Bruce Barnard | Dec 04, 2009 1:13PM EST
London - Teesport, the UK's third largest port, is facing an immediate 20 percent drop in annual revenue after Anglo-Dutch steelmaker Corus announced Dec. 4 it will mothball a nearby steel mill.
The port in northeast England handles between 8 and 9 million metric tons a year of coal and iron ore imports for the plant and exports a further 2.5 million metric tons of steel slabs – a total of more than a quarter of its 40 million metric tons of throughput in 2008.
Corus, the European unit of India's Tata Steel, said it is closing the plant with the loss of 1,700 jobs because an international consortium walked away from an agreement to buy around 80 percent of its output over the next ten years.
Teesport parent PD Ports had already said it would lay off 120 of its 600 workers if Corus shuttered the steel mill.
The Corus announcement came less than two weeks after Australia's Babcock and Brown Infrastructure sold PD Ports to Brookfield Asset Management, a Canadian investment fund, for a token one Australian dollar (93 U.S. cents).

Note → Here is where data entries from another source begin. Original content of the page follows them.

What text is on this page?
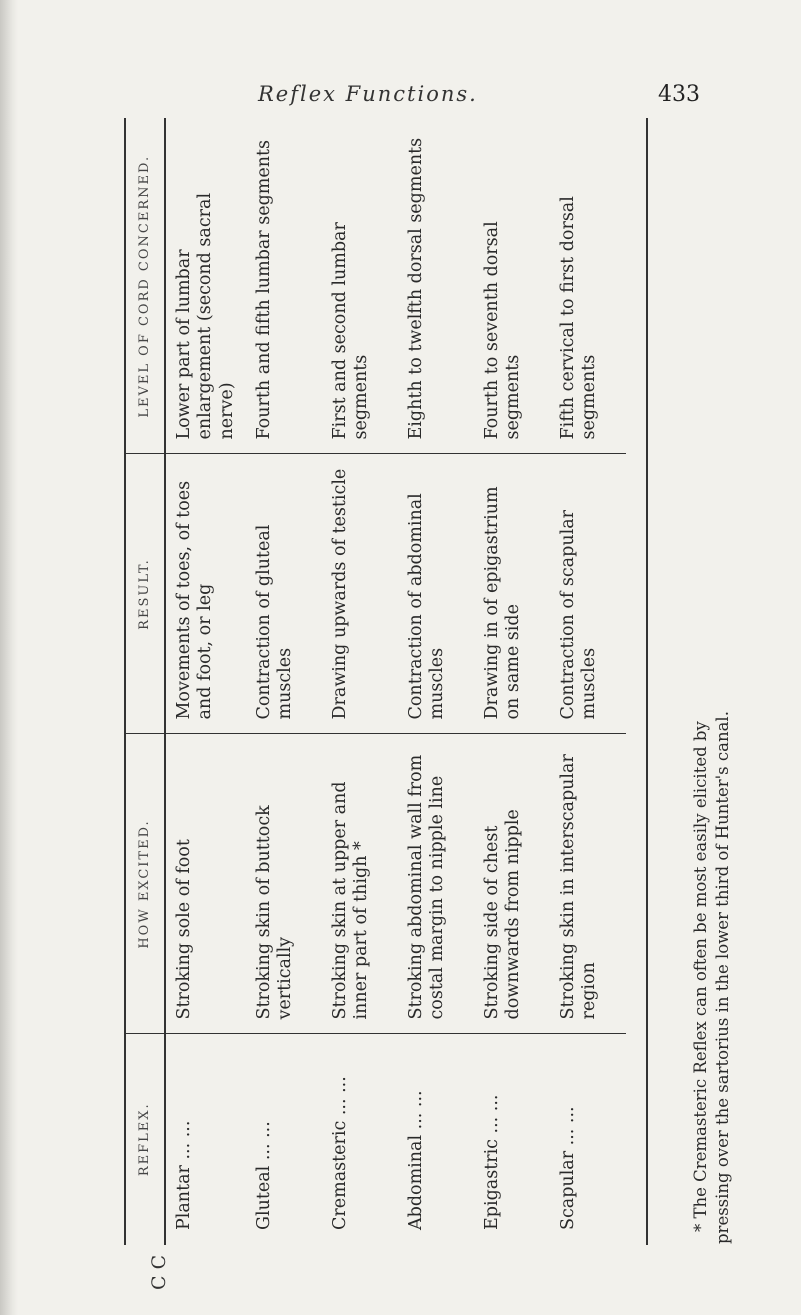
Reflex Functions.	433
REFLEX.	HOW EXCITED.	RESULT.	LEVEL OF CORD CONCERNED.
Plantar ... ...	Stroking sole of foot	Movements of toes, of toes and foot, or leg	Lower part of lumbar enlargement (second sacral nerve)
Gluteal ... ...	Stroking skin of buttock vertically	Contraction of gluteal muscles	Fourth and fifth lumbar segments
Cremasteric ... ...	Stroking skin at upper and inner part of thigh *	Drawing upwards of testicle	First and second lumbar segments
Abdominal ... ...	Stroking abdominal wall from costal margin to nipple line	Contraction of abdominal muscles	Eighth to twelfth dorsal segments
Epigastric ... ...	Stroking side of chest downwards from nipple	Drawing in of epigastrium on same side	Fourth to seventh dorsal segments
Scapular ... ...	Stroking skin in interscapular region	Contraction of scapular muscles	Fifth cervical to first dorsal segments
C C

* The Cremasteric Reflex can often be most easily elicited by pressing over the sartorius in the lower third of Hunter's canal.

BBI acquired PD Ports in 2006 for around $955 million including debt. It put the company on the market in early 2009 at a reported asking price of $700 million but cut this to around $480 million a few months later on fears Corus might close its plant.
PD Ports planned to open a $500 million container terminal with a capacity of 1.8 million 20-foot equivalent units in 2011 to capture traffic bound for the north of England that currently passes through congested southern ports like Felixstowe and Southampton.
But the company now says the Northern Gateway terminal is unlikely to open before 2014 due to the difficulty of raising financing and the decline in ocean container traffic.
Teesport is primarily a bulk and breakbulk port, handling only around 100,000 TEUs a year.